In Ungarn ist die Fidesz-Partei mit Abstand stärkste Kraft. Laut einer Umfrage des Instituts Nezopont kommt die Partei von Ministerpräsident Viktor Orban auf etwa 55 Prozent (2014: 51 Prozent) der Stimmen. Die Ergebnisse beruhen auf der Auszählung von 99,9 Prozent der Stimmen.

Die konservative zyprische Demokratische Gesamtbewegung DYSI hat die Europawahl mit 29 Prozent gewonnen. Im Vergleich zu 2014 haben sie deutliche Stimmverluste erlitten. Die linke Partei AKEL ist die zweitstärkste Partei. Sie hat, sowie schon 2014, 27 Prozent erreicht.

In den Niederlanden wurde am Donnerstag gewählt. Laut Befragungen liegen dort überraschend die Sozialdemokraten vorne.

In Grossbritannien liegt die EU-feindliche Brexit-Partei ersten Ergebnissen zufolge mit 31,5 Prozent vorne.
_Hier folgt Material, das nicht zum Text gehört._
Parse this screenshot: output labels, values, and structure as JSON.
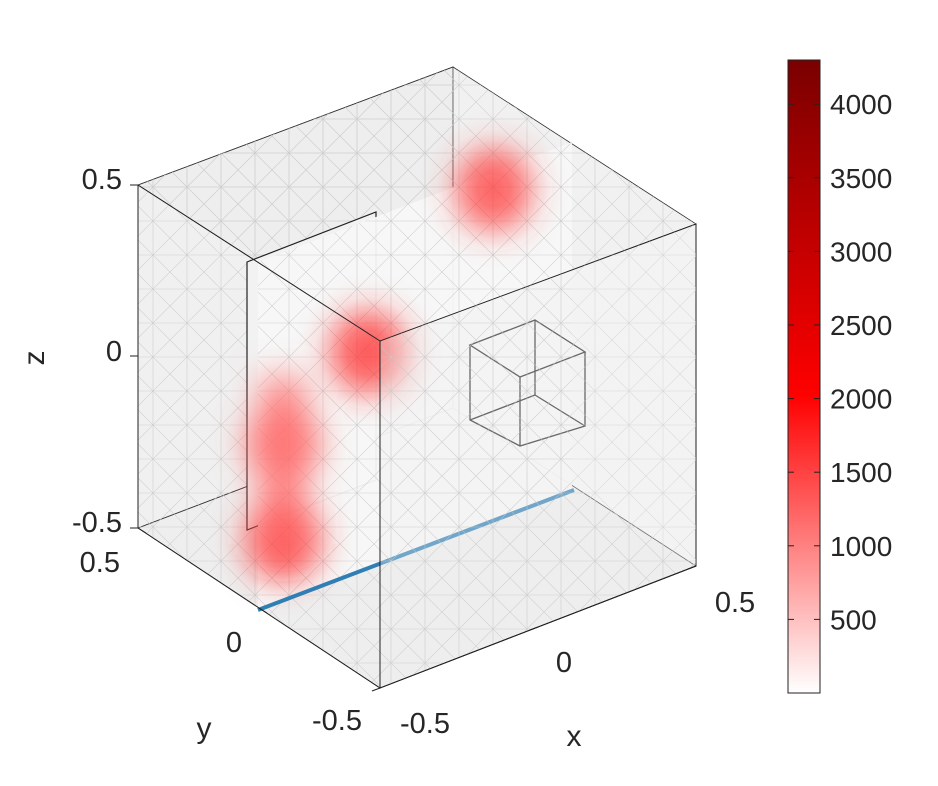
{
  "chart_data": {
    "type": "heatmap",
    "projection": "3d-box",
    "x_axis": {
      "label": "x",
      "ticks": [
        "-0.5",
        "0",
        "0.5"
      ],
      "range": [
        -0.5,
        0.5
      ]
    },
    "y_axis": {
      "label": "y",
      "ticks": [
        "-0.5",
        "0",
        "0.5"
      ],
      "range": [
        -0.5,
        0.5
      ]
    },
    "z_axis": {
      "label": "z",
      "ticks": [
        "-0.5",
        "0",
        "0.5"
      ],
      "range": [
        -0.5,
        0.5
      ]
    },
    "colorbar": {
      "ticks": [
        "500",
        "1000",
        "1500",
        "2000",
        "2500",
        "3000",
        "3500",
        "4000"
      ],
      "range": [
        0,
        4300
      ],
      "colormap": [
        "#ffffff",
        "#ff0000",
        "#800000"
      ]
    },
    "hotspots": [
      {
        "x": -0.42,
        "y": 0.0,
        "z": -0.32,
        "value": 1900
      },
      {
        "x": -0.42,
        "y": 0.0,
        "z": -0.05,
        "value": 1300
      },
      {
        "x": -0.15,
        "y": 0.0,
        "z": 0.12,
        "value": 1700
      },
      {
        "x": 0.25,
        "y": 0.0,
        "z": 0.45,
        "value": 1600
      }
    ],
    "line_color": "#2f7fb5",
    "grid": true
  }
}
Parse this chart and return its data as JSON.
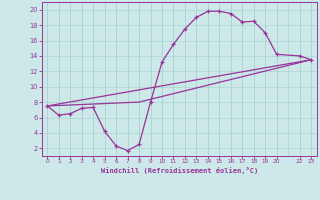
{
  "title": "",
  "xlabel": "Windchill (Refroidissement éolien,°C)",
  "ylabel": "",
  "background_color": "#cce8e8",
  "grid_color": "#aad4d4",
  "line_color": "#993399",
  "xlim": [
    -0.5,
    23.5
  ],
  "ylim": [
    1,
    21
  ],
  "xticks": [
    0,
    1,
    2,
    3,
    4,
    5,
    6,
    7,
    8,
    9,
    10,
    11,
    12,
    13,
    14,
    15,
    16,
    17,
    18,
    19,
    20,
    22,
    23
  ],
  "xticklabels": [
    "0",
    "1",
    "2",
    "3",
    "4",
    "5",
    "6",
    "7",
    "8",
    "9",
    "10",
    "11",
    "12",
    "13",
    "14",
    "15",
    "16",
    "17",
    "18",
    "19",
    "20",
    "22",
    "23"
  ],
  "yticks": [
    2,
    4,
    6,
    8,
    10,
    12,
    14,
    16,
    18,
    20
  ],
  "yticklabels": [
    "2",
    "4",
    "6",
    "8",
    "10",
    "12",
    "14",
    "16",
    "18",
    "20"
  ],
  "line1_x": [
    0,
    1,
    2,
    3,
    4,
    5,
    6,
    7,
    8,
    9,
    10,
    11,
    12,
    13,
    14,
    15,
    16,
    17,
    18,
    19,
    20,
    22,
    23
  ],
  "line1_y": [
    7.5,
    6.3,
    6.5,
    7.2,
    7.3,
    4.2,
    2.3,
    1.7,
    2.5,
    8.0,
    13.2,
    15.5,
    17.5,
    19.0,
    19.8,
    19.8,
    19.5,
    18.4,
    18.5,
    17.0,
    14.2,
    14.0,
    13.5
  ],
  "line2_x": [
    0,
    23
  ],
  "line2_y": [
    7.5,
    13.5
  ],
  "line3_x": [
    0,
    8,
    23
  ],
  "line3_y": [
    7.5,
    8.0,
    13.5
  ],
  "marker": "+"
}
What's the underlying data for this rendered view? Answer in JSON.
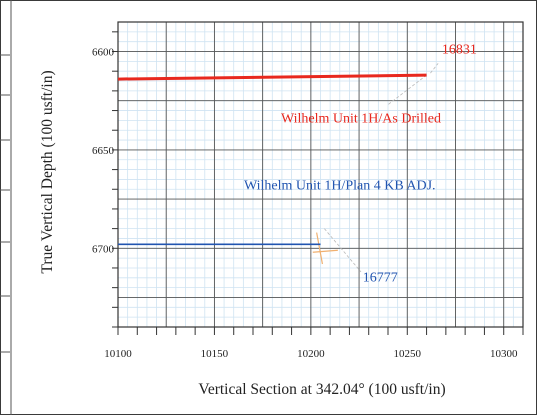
{
  "chart_data": {
    "type": "line",
    "title": "",
    "xlabel": "Vertical Section at 342.04° (100 usft/in)",
    "ylabel": "True Vertical Depth (100 usft/in)",
    "xlim": [
      10100,
      10310
    ],
    "ylim": [
      6585,
      6740
    ],
    "y_inverted": true,
    "grid": true,
    "x_ticks": [
      10100,
      10150,
      10200,
      10250,
      10300
    ],
    "x_tick_labels": [
      "10100",
      "10150",
      "10200",
      "10250",
      "10300"
    ],
    "y_ticks": [
      6600,
      6650,
      6700
    ],
    "y_tick_labels": [
      "6600",
      "6650",
      "6700"
    ],
    "series": [
      {
        "name": "Wilhelm Unit 1H/As Drilled",
        "color": "#e8281e",
        "x": [
          10100,
          10260
        ],
        "y": [
          6614,
          6612
        ]
      },
      {
        "name": "Wilhelm Unit 1H/Plan 4 KB ADJ.",
        "color": "#2255b0",
        "x": [
          10100,
          10205
        ],
        "y": [
          6698,
          6698
        ]
      }
    ],
    "annotations": [
      {
        "text": "16831",
        "color": "#e8281e",
        "x": 10277,
        "y": 6601
      },
      {
        "text": "Wilhelm Unit 1H/As Drilled",
        "color": "#e8281e",
        "x": 10226,
        "y": 6636
      },
      {
        "text": "Wilhelm Unit 1H/Plan 4 KB ADJ.",
        "color": "#2255b0",
        "x": 10215,
        "y": 6670
      },
      {
        "text": "16777",
        "color": "#2255b0",
        "x": 10236,
        "y": 6717
      }
    ]
  }
}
Die konservativen Tories der zurückgetretenen Premierministerin Theresa May fielen demnach auf 7,5 Prozent zurück.

Das meldete die BBC am Sonntagabend nach der Auszählung von gut zehn Prozent der Stimmen. Die Konservativen kamen damit auf den fünften Platz nach den pro-europäischen Liberaldemokraten, der Labour-Partei und den Grünen. Mit einem Endergebnis wurde erst im Laufe des Montags gerechnet.

Griechenland, Kroatien und Irland

In Griechenland sind laut Prognosen die Konservativen die stärkste Kraft. Die Partei Nea Dimokratia (ND) hat laut dem griechischem Staatsrundfunk «ERT» rund 32 Prozent der Stimmen.

Der aktuelle Ministerpräsident Alexis Tispras hat deshalb vorgezogene Parlamentswahlen angekündigt. Grund dafür sei das schlechte Abschneiden seiner linken Regierungspartei Syriza bei der Europawahl, sagte er bei einer Pressekonferenz in Athen.

Statt wie ursprünglich vorgesehen im Oktober könnten die Wahlen damit bereits Ende Juni stattfinden. Syriza kam bei der Europawahl einer Umfrage der wichtigsten privaten Fernsehsender zufolge lediglich auf 25 Prozent der Stimmen und lag damit weit hinter der konservativen Oppositionspartei Nea Demokratia mit 33.5 Prozent.

In Kroatien hat die konservative Regierungspartei HDZ (Kroatische Demokratische Gemeinschaft) gewonnen. Nach Angaben der staatlichen Wahlkommission kam sie auf 23 Prozent der Stimmen und errang fünf von elf Mandaten.

Die oppositionelle SDP (Sozialdemokraten) kam auf 18 Prozent der Stimmen und drei Mandate. Die restlichen Mandate verteilen sich auf Kleinparteien.

In Irland haben die Grünen einer Nachwahlbefragung zufolge erstmals seit 20 Jahren den Einzug ins EU-Parlament geschafft. Die Partei dürfte dort auf drei der 13 erhältlichen Sitze kommen, wie eine am Samstag veröffentlichte Erhebung von RTE-TG4 RED C ergab. Insgesamt besteht das Europäische Parlament aus 751 Sitzen.

Höchste Beteiligung seit 20 Jahren

Die Wahlbeteiligung bei der Europawahl war nach Angaben des EU-Parlaments voraussichtlich die höchste «seit mindestens 20 Jahren», sagte ein Sprecher der Volksvertretung.

Demnach lag sie laut Prognosen für die 27 Mitgliedstaaten ohne Grossbritannien bei rund 51 Prozent. Für alle 28 Länder wurde ein Wert zwischen 49 und 52 Prozent erwartet.